Open Market Operations (OMOs) serve as a crucial instrument in the Reserve Bank of India’s (RBI) toolkit to manage rupee liquidity conditions within the financial system.


  • RBI’s Liquidity Adjustment Mechanism: OMOs are employed by the RBI to make durable adjustments to rupee liquidity in the market.
  • Managing Excess Liquidity: In situations of excess liquidity, the RBI initiates the sale of government securities, effectively withdrawing rupee liquidity from the market.
  • Addressing Tight Liquidity Conditions: Conversely, during periods of tight liquidity, the central bank engages in purchasing securities, infusing liquidity into the market.
  • Control on Inflation and Money Supply: OMOs play a pivotal role in controlling inflation and managing money supply. However, the reduction of liquidity may lead to an increase in bond yields.
  • RBI’s Approach and Intent: The RBI’s post-policy press conference highlighted a commitment to “active liquidity management,” driven by concerns over inflation risks and financial stability.
  • Proactive Inflation Management: Amnish Aggarwal, head of research at Prabhudas Lilladher Pvt Ltd., emphasizes the need for a proactive approach beyond merely keeping inflation below the upper target range.
  • Seasonal Cash Withdrawals: Historical patterns reveal heightened cash withdrawals during the October-May period due to festive and wedding seasons.
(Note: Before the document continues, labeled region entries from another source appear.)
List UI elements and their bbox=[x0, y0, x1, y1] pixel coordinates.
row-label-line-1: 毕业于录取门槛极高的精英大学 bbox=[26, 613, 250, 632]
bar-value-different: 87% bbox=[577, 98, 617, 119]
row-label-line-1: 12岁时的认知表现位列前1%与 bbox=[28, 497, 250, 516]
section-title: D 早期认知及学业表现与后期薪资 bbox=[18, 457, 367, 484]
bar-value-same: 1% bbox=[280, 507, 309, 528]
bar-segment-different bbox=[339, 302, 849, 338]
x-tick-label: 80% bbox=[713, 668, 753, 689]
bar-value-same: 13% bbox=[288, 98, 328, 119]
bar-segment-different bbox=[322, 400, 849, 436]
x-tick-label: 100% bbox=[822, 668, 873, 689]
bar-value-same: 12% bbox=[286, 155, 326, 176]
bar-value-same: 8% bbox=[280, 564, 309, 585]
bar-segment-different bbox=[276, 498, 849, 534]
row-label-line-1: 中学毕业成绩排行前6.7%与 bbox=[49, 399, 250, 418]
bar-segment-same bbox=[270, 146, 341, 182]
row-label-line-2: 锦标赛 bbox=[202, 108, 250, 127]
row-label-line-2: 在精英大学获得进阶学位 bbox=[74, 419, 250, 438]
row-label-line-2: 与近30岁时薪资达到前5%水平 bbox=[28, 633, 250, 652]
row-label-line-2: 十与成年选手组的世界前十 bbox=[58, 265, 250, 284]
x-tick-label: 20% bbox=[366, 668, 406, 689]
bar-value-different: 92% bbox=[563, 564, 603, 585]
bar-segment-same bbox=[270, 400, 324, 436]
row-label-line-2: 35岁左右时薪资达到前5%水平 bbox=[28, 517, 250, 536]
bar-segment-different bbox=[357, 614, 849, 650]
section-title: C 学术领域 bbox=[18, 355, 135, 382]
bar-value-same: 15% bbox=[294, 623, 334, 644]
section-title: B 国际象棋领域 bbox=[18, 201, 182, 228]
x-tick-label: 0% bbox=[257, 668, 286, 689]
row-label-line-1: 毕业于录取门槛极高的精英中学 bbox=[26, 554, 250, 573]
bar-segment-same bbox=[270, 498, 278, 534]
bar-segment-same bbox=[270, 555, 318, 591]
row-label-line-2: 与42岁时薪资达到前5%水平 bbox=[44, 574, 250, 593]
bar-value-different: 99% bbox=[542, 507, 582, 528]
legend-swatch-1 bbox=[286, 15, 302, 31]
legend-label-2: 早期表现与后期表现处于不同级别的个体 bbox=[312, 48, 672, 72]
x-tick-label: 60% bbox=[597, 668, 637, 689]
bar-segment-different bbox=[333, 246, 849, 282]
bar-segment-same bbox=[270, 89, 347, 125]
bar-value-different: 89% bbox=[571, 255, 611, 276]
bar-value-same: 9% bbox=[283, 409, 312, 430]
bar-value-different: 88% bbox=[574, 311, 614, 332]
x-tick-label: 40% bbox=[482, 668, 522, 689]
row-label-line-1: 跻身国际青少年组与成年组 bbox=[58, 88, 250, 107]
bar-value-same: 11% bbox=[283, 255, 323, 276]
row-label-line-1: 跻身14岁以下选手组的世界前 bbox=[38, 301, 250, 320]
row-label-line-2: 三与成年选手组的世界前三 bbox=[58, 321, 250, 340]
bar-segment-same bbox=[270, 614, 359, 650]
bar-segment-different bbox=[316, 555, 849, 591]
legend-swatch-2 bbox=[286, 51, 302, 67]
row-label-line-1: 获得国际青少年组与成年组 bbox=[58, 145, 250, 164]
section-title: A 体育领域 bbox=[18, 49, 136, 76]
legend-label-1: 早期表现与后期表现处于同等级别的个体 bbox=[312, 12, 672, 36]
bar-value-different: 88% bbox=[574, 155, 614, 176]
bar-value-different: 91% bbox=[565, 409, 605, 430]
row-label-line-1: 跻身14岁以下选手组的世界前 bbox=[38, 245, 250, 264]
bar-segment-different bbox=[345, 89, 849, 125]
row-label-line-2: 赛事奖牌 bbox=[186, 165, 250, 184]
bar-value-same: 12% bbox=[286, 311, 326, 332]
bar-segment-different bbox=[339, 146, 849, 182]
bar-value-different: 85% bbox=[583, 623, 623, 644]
The RBI’s Governor hints at potential OMO sales auctions of government securities to absorb excess liquidity, with recent OMO sales amounting to Rs 6,200 crore in September.

Anticipations of an OMO contribute to a 12 basis points increase in the yield on the 10-year government bonds, reaching 7.34%, underscoring the market’s expectation of tightened liquidity.